Wednesday, March 11, 2015

Windows clients unable to connect to secure wi-fi

Our corporate network has a global wi-fi solution that uses Cisco access points, PEEP and AD authentication.  Users can walk into any office in the world and use their AD credentials to authenticate to wi-fi.  It's a nice little set up.

We also use Symantec Endpoint Protection (SEP) for anti-virus; this will become relevant in a moment.

Some users were reporting that their Windows 7 laptops were unable to connect to our corporate WiFi.  Clicking on "connect" did nothing but pop-up a window saying "Unable to connect."

After digging through the logs we found that the user's credentials were not being passed to the access points.  We attempted to set-up the connection manually and found that the Microsoft Protected EAP (PEEP) option was missing from the "Choose a network authentication method:"

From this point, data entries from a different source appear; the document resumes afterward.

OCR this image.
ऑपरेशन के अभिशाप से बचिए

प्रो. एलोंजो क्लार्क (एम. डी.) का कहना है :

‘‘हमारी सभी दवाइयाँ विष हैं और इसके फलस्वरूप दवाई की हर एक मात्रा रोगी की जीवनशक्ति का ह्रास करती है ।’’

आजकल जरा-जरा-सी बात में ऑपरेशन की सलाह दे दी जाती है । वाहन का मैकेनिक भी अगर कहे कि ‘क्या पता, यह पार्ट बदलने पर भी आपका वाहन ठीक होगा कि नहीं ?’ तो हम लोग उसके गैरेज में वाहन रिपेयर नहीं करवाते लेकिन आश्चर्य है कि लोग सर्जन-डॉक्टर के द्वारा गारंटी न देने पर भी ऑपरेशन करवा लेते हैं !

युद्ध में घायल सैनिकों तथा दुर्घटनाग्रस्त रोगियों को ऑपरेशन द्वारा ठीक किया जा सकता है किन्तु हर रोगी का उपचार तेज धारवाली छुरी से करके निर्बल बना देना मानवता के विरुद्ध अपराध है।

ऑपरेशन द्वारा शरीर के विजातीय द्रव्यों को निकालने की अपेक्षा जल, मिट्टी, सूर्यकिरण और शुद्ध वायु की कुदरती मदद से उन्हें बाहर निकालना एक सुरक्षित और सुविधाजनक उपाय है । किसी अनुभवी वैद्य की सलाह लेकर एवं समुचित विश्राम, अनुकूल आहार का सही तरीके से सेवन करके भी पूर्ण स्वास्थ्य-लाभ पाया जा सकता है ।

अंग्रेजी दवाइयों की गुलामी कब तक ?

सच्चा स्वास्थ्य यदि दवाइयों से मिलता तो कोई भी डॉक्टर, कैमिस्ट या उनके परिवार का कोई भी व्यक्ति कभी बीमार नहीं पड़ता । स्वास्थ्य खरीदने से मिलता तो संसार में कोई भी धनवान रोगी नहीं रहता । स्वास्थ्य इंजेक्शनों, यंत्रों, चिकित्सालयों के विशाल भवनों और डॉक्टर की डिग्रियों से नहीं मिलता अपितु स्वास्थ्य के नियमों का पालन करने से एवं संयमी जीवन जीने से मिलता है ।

It turns out that SEP was modifying Registry keys and telling Windows the default location of the SymRasMan.dll was C:\Program Files\ Symantec\Symantec Endpoint Protection \  instead of the correct %SystemRoot%\System32\rastls.dll.

The fix we used to resolve the issue is detailed in this MS KB article.

Note: the article specifically refers to this problem occurring on computers that have had SEP removed.  However, as far as we were aware the computers that had the issue never had SEP removed, only installed.